Trope bundle theory is regularly advertised as a one-category ontology. What this means is that everything is either a trope or a logical construction from tropes. Standard trope theory is a metaphysic that implies that everything can be accounted for in terms of ontologically basic simples, namely, tropes. So what about the cat in my lap, or any individual substance? On trope theory, individual substances (concrete particulars) are assayed as bundles of compresent tropes. To put it crudely, sufficiently many of the right tropes tied together by relations of compresence yield an individual substance. Concrete particulars are reductively analyzable into systems of compresent tropes. So far, so good.
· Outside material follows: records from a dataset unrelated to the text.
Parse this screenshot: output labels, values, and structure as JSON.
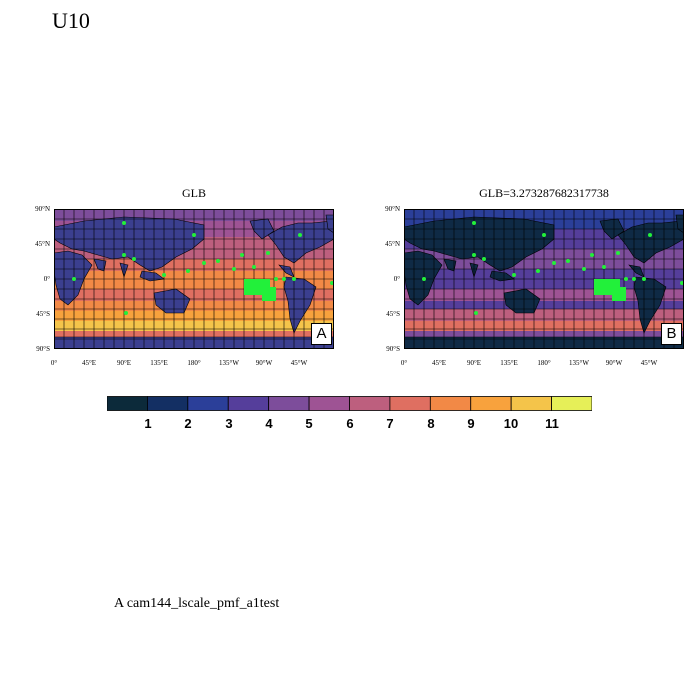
{
  "page_title": "U10",
  "panels": [
    {
      "id": "A",
      "title": "GLB",
      "tag": "A"
    },
    {
      "id": "B",
      "title": "GLB=3.273287682317738",
      "tag": "B"
    }
  ],
  "lat_labels": [
    "90°N",
    "45°N",
    "0°",
    "45°S",
    "90°S"
  ],
  "lon_labels": [
    "0°",
    "45°E",
    "90°E",
    "135°E",
    "180°",
    "135°W",
    "90°W",
    "45°W"
  ],
  "colorbar": {
    "labels": [
      "1",
      "2",
      "3",
      "4",
      "5",
      "6",
      "7",
      "8",
      "9",
      "10",
      "11"
    ],
    "colors": [
      "#0c2a3a",
      "#132f63",
      "#2b3f99",
      "#553e9b",
      "#7d4d9b",
      "#9e5394",
      "#bd5f7e",
      "#df6f61",
      "#f28946",
      "#f8a23d",
      "#f4c44a",
      "#e6ef58"
    ]
  },
  "markers_color": "#22f03a",
  "footnote": "A  cam144_lscale_pmf_a1test"
}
But my cat Max Black is black and furry and so is his brother Manny K. Black. How do we account for furriness and blackness as properties had by both of these critters and innumerable actual and possible others? How do we account for universals in our one-category ontology if all we have to work with are tropes? How can we construct universals out of abstract particulars?
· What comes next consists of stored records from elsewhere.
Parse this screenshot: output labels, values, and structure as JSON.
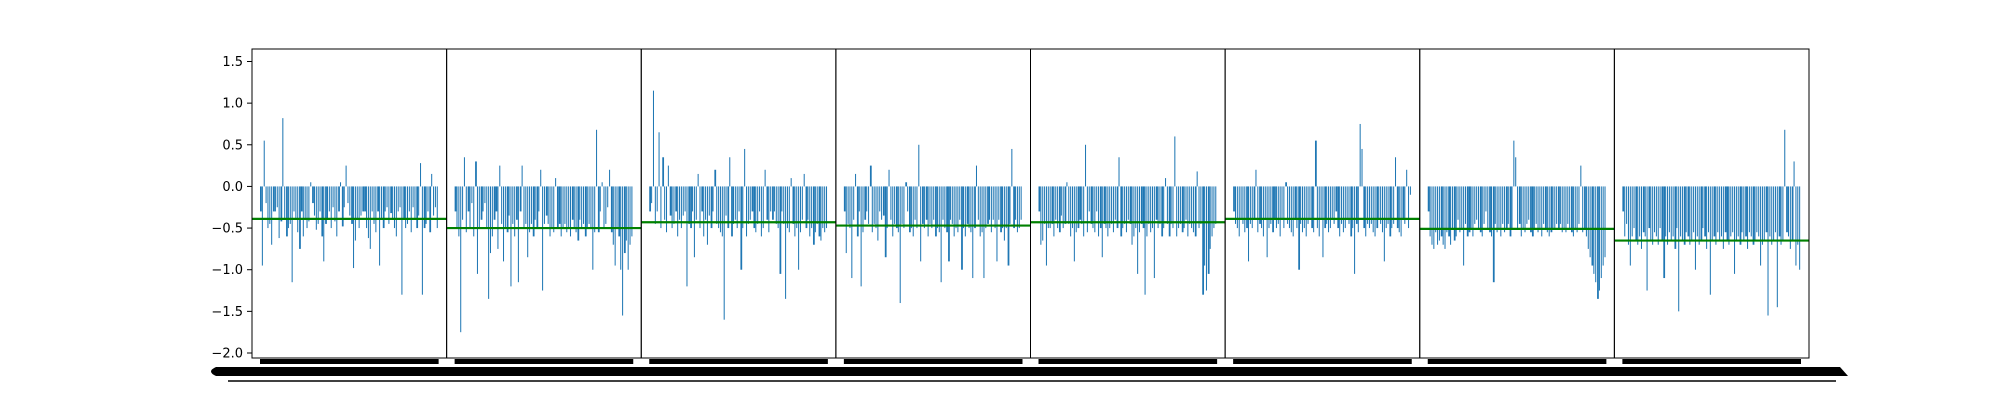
{
  "chart_data": {
    "type": "bar",
    "panel_count": 8,
    "ylim": [
      -2.06,
      1.65
    ],
    "yticks": [
      1.5,
      1.0,
      0.5,
      0.0,
      -0.5,
      -1.0,
      -1.5,
      -2.0
    ],
    "ytick_labels": [
      "1.5",
      "1.0",
      "0.5",
      "0.0",
      "−0.5",
      "−1.0",
      "−1.5",
      "−2.0"
    ],
    "grid": false,
    "legend": "none",
    "title": "",
    "xlabel": "",
    "ylabel": "",
    "mean_lines": [
      -0.39,
      -0.5,
      -0.43,
      -0.47,
      -0.43,
      -0.39,
      -0.51,
      -0.65
    ],
    "bars_per_panel": 96,
    "series": [
      {
        "values": [
          -0.3,
          -0.95,
          0.55,
          -0.2,
          -0.5,
          -0.45,
          -0.7,
          -0.3,
          -0.3,
          -0.25,
          -0.62,
          -0.42,
          0.82,
          -0.4,
          -0.6,
          -0.5,
          -0.45,
          -1.15,
          -0.3,
          -0.4,
          -0.55,
          -0.75,
          -0.3,
          -0.6,
          -0.4,
          -0.5,
          -0.42,
          0.05,
          -0.2,
          -0.35,
          -0.52,
          -0.45,
          -0.3,
          -0.6,
          -0.9,
          -0.45,
          -0.38,
          -0.3,
          -0.5,
          -0.25,
          -0.42,
          -0.6,
          -0.3,
          0.05,
          -0.48,
          -0.25,
          0.25,
          -0.2,
          -0.35,
          -0.45,
          -0.98,
          -0.65,
          -0.4,
          -0.5,
          -0.35,
          -0.3,
          -0.3,
          -0.5,
          -0.62,
          -0.75,
          -0.3,
          -0.45,
          -0.55,
          -0.3,
          -0.95,
          -0.4,
          -0.5,
          -0.3,
          -0.25,
          -0.45,
          -0.32,
          -0.4,
          -0.5,
          -0.6,
          -0.3,
          -0.25,
          -1.3,
          -0.38,
          -0.5,
          -0.45,
          -0.3,
          -0.55,
          -0.25,
          -0.4,
          -0.5,
          -0.35,
          0.28,
          -1.3,
          -0.5,
          -0.45,
          -0.3,
          -0.55,
          0.15,
          -0.35,
          -0.25,
          -0.5
        ]
      },
      {
        "values": [
          -0.3,
          -0.5,
          -0.6,
          -1.75,
          -0.4,
          0.35,
          -0.55,
          -0.3,
          -0.5,
          -0.2,
          -0.6,
          0.3,
          -1.05,
          -0.5,
          -0.4,
          -0.3,
          -0.2,
          -0.5,
          -1.35,
          -0.8,
          -0.6,
          -0.4,
          -0.3,
          -0.75,
          0.25,
          -0.45,
          -0.9,
          -0.5,
          -0.55,
          -0.35,
          -1.2,
          -0.45,
          -0.6,
          -0.4,
          -1.15,
          -0.3,
          0.25,
          -0.5,
          -0.45,
          -0.85,
          -0.55,
          -0.45,
          -0.6,
          -0.4,
          -0.5,
          -0.3,
          0.2,
          -1.25,
          -0.45,
          -0.35,
          -0.45,
          -0.6,
          -0.5,
          -0.55,
          0.1,
          -0.5,
          -0.45,
          -0.6,
          -0.5,
          -0.45,
          -0.55,
          -0.5,
          -0.6,
          -0.4,
          -0.5,
          -0.55,
          -0.65,
          -0.4,
          -0.5,
          -0.45,
          -0.6,
          -0.5,
          -0.45,
          -0.5,
          -1.0,
          -0.55,
          0.68,
          -0.55,
          -0.3,
          0.05,
          -0.5,
          -0.45,
          -0.25,
          0.2,
          -0.55,
          -0.7,
          -0.95,
          -0.5,
          -0.6,
          -1.0,
          -1.55,
          -0.8,
          -0.65,
          -1.0,
          -0.7,
          -0.6
        ]
      },
      {
        "values": [
          -0.3,
          -0.2,
          1.15,
          -0.45,
          -0.3,
          0.65,
          -0.5,
          0.35,
          -0.4,
          -0.55,
          0.25,
          -0.35,
          -0.5,
          -0.45,
          -0.3,
          -0.6,
          -0.4,
          -0.5,
          -0.35,
          -0.3,
          -1.2,
          -0.45,
          -0.5,
          -0.3,
          -0.85,
          -0.4,
          0.15,
          -0.5,
          -0.3,
          -0.6,
          -0.4,
          -0.7,
          -0.35,
          -0.5,
          -0.3,
          0.2,
          -0.45,
          -0.5,
          -0.55,
          -0.6,
          -1.6,
          -0.35,
          -0.5,
          0.35,
          -0.6,
          -0.45,
          -0.4,
          -0.5,
          -0.3,
          -1.0,
          -0.5,
          0.45,
          -0.6,
          -0.45,
          -0.4,
          -0.3,
          -0.5,
          -0.55,
          -0.45,
          -0.3,
          -0.6,
          -0.5,
          0.2,
          -0.4,
          -0.55,
          -0.3,
          -0.4,
          -0.3,
          -0.45,
          -0.5,
          -1.05,
          -0.3,
          -0.45,
          -1.35,
          -0.5,
          -0.55,
          0.1,
          -0.45,
          -0.6,
          -0.5,
          -1.0,
          -0.55,
          -0.4,
          0.15,
          -0.5,
          -0.4,
          -0.6,
          -0.5,
          -0.7,
          -0.55,
          -0.45,
          -0.6,
          -0.65,
          -0.5,
          -0.55,
          -0.5
        ]
      },
      {
        "values": [
          -0.3,
          -0.8,
          -0.45,
          -0.5,
          -1.1,
          -0.4,
          0.15,
          -0.6,
          -0.3,
          -1.2,
          -0.55,
          -0.4,
          -0.3,
          -0.45,
          0.25,
          -0.55,
          -0.45,
          -0.5,
          -0.65,
          -0.3,
          -0.4,
          -0.35,
          -0.85,
          -0.5,
          0.2,
          -0.4,
          -0.6,
          -0.45,
          -0.5,
          -0.55,
          -1.4,
          -0.45,
          -0.5,
          0.05,
          -0.3,
          -0.55,
          -0.5,
          -0.6,
          -0.4,
          -0.5,
          0.5,
          -0.9,
          -0.45,
          -0.5,
          -0.4,
          -0.6,
          -0.45,
          -0.5,
          -0.4,
          -0.6,
          -0.5,
          -0.55,
          -1.15,
          -0.4,
          -0.5,
          -0.55,
          -0.9,
          -0.4,
          -0.45,
          -0.6,
          -0.5,
          -0.55,
          -0.4,
          -1.0,
          -0.5,
          -0.6,
          -0.45,
          -0.5,
          -0.55,
          -1.1,
          -0.5,
          0.25,
          -0.4,
          -0.6,
          -0.55,
          -1.1,
          -0.5,
          -0.45,
          -0.4,
          -0.55,
          -0.4,
          -0.5,
          -0.9,
          -0.4,
          -0.55,
          -0.5,
          -0.65,
          -0.5,
          -0.95,
          -0.45,
          0.45,
          -0.5,
          -0.4,
          -0.55,
          -0.5,
          -0.4
        ]
      },
      {
        "values": [
          -0.3,
          -0.7,
          -0.65,
          -0.45,
          -0.95,
          -0.5,
          -0.5,
          -0.45,
          -0.6,
          -0.4,
          -0.5,
          -0.55,
          -0.35,
          -0.5,
          -0.45,
          0.05,
          -0.45,
          -0.6,
          -0.5,
          -0.9,
          -0.55,
          -0.5,
          -0.4,
          -0.45,
          -0.6,
          0.5,
          -0.55,
          -0.3,
          -0.45,
          -0.5,
          -0.55,
          -0.3,
          -0.6,
          -0.5,
          -0.85,
          -0.45,
          -0.5,
          -0.6,
          -0.5,
          -0.45,
          -0.55,
          -0.4,
          -0.5,
          0.35,
          -0.6,
          -0.5,
          -0.45,
          -0.55,
          -0.4,
          -0.45,
          -0.7,
          -0.6,
          -0.5,
          -1.05,
          -0.55,
          -0.45,
          -0.5,
          -1.3,
          -0.6,
          -0.45,
          -0.55,
          -0.5,
          -1.1,
          -0.4,
          -0.5,
          -0.45,
          -0.6,
          -0.5,
          0.1,
          -0.45,
          -0.6,
          -0.45,
          -0.5,
          0.6,
          -0.6,
          -0.5,
          -0.45,
          -0.55,
          -0.5,
          -0.4,
          -0.6,
          -0.45,
          -0.5,
          -0.55,
          -0.6,
          0.18,
          -0.5,
          -0.45,
          -1.3,
          -0.95,
          -1.25,
          -1.05,
          -0.75,
          -0.6,
          -0.5,
          -0.45
        ]
      },
      {
        "values": [
          -0.3,
          -0.45,
          -0.5,
          -0.6,
          -0.4,
          -0.45,
          -0.55,
          -0.5,
          -0.9,
          -0.45,
          -0.5,
          -0.4,
          0.2,
          -0.55,
          -0.45,
          -0.5,
          -0.6,
          -0.4,
          -0.85,
          -0.5,
          -0.45,
          -0.55,
          -0.4,
          -0.5,
          -0.45,
          -0.6,
          -0.4,
          -0.5,
          0.05,
          -0.45,
          -0.5,
          -0.55,
          -0.6,
          -0.4,
          -0.5,
          -1.0,
          -0.45,
          -0.55,
          -0.5,
          -0.6,
          -0.45,
          -0.4,
          -0.5,
          -0.55,
          0.55,
          -0.5,
          -0.6,
          -0.4,
          -0.85,
          -0.5,
          -0.45,
          -0.55,
          -0.5,
          -0.4,
          -0.45,
          -0.3,
          -0.5,
          -0.6,
          -0.45,
          -0.55,
          -0.5,
          -0.4,
          -0.45,
          -0.6,
          -0.5,
          -1.05,
          -0.45,
          -0.55,
          0.75,
          0.45,
          -0.5,
          -0.6,
          -0.45,
          -0.5,
          -0.45,
          -0.55,
          -0.6,
          -0.5,
          -0.4,
          -0.45,
          -0.55,
          -0.9,
          -0.5,
          -0.45,
          -0.6,
          -0.5,
          -0.45,
          0.35,
          -0.5,
          -0.55,
          -0.6,
          -0.4,
          -0.45,
          0.2,
          -0.5,
          -0.1
        ]
      },
      {
        "values": [
          -0.3,
          -0.6,
          -0.7,
          -0.75,
          -0.55,
          -0.7,
          -0.65,
          -0.6,
          -0.7,
          -0.75,
          -0.55,
          -0.6,
          -0.7,
          -0.5,
          -0.65,
          -0.6,
          -0.4,
          -0.55,
          -0.5,
          -0.95,
          -0.45,
          -0.6,
          -0.55,
          -0.5,
          -0.6,
          -0.45,
          -0.4,
          -0.5,
          -0.55,
          -0.6,
          -0.45,
          -0.3,
          -0.5,
          -0.55,
          -0.6,
          -1.15,
          -0.45,
          -0.55,
          -0.5,
          -0.6,
          -0.45,
          -0.55,
          -0.5,
          -0.45,
          -0.6,
          -0.5,
          0.55,
          0.35,
          -0.5,
          -0.45,
          -0.6,
          -0.5,
          -0.55,
          -0.45,
          -0.4,
          -0.55,
          -0.6,
          -0.5,
          -0.45,
          -0.55,
          -0.5,
          -0.6,
          -0.45,
          -0.5,
          -0.55,
          -0.6,
          -0.55,
          -0.5,
          -0.5,
          -0.45,
          -0.5,
          -0.45,
          -0.55,
          -0.5,
          -0.55,
          -0.45,
          -0.5,
          -0.55,
          -0.6,
          -0.5,
          -0.55,
          -0.45,
          0.25,
          -0.55,
          -0.5,
          -0.6,
          -0.75,
          -0.85,
          -0.95,
          -1.05,
          -1.15,
          -1.35,
          -1.25,
          -1.1,
          -0.95,
          -0.85
        ]
      },
      {
        "values": [
          -0.3,
          -0.6,
          -0.45,
          -0.7,
          -0.95,
          -0.6,
          -0.5,
          -0.65,
          -0.7,
          -0.6,
          -0.75,
          -0.55,
          -0.6,
          -1.25,
          -0.5,
          -0.65,
          -0.7,
          -0.55,
          -0.6,
          -0.7,
          -0.5,
          -0.65,
          -1.1,
          -0.6,
          -0.7,
          -0.55,
          -0.65,
          -0.6,
          -0.75,
          -0.5,
          -1.5,
          -0.6,
          -0.65,
          -0.7,
          -0.55,
          -0.6,
          -0.7,
          -0.65,
          -0.55,
          -1.0,
          -0.6,
          -0.7,
          -0.65,
          -0.5,
          -0.6,
          -0.75,
          -0.55,
          -1.3,
          -0.65,
          -0.6,
          -0.7,
          -0.55,
          -0.65,
          -0.6,
          -0.75,
          -0.55,
          -0.65,
          -0.7,
          -0.6,
          -0.55,
          -1.05,
          -0.65,
          -0.6,
          -0.7,
          -0.55,
          -0.65,
          -0.6,
          -0.75,
          -0.55,
          -0.6,
          -0.7,
          -0.65,
          -0.55,
          -0.6,
          -0.95,
          -0.7,
          -0.65,
          -0.55,
          -1.55,
          -0.6,
          -0.7,
          -0.65,
          -0.55,
          -1.45,
          -0.6,
          -0.7,
          -0.65,
          0.68,
          -0.55,
          -0.6,
          -0.75,
          -0.65,
          0.3,
          -0.95,
          -0.7,
          -1.0
        ]
      }
    ],
    "bar_color": "#1f77b4",
    "mean_line_color": "#008000",
    "axis_color": "#000000",
    "background": "#ffffff"
  }
}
The standard answer is in terms of classes or sets of exactly resembling tropes. Black1 and black2 are numerically distinct, as numerically distinct as Max and Manny. But they resemble each other exactly. The same goes for all black tropes. Take the set of them all. That is the universal blackness. Thus universals are reductively analyzable in terms of sets or classes of exactly resembling tropes.
Neat, eh?
Now here is my question. Trope theory was advertised as a one-category ontology. Don't we now have two categories, a category of tropes and a category of sets?
"There is no commitment to sets. All the furry tropes resemble each other. Furriness the universal is just the furry tropes."
I don't think this is a good answer. For I could press: the furry tropes taken distributively or taken collectively? Obviously, they must be taken collectively. But then we are back to sets.
How then would a trope theorist answer my (non-rhetorical) question?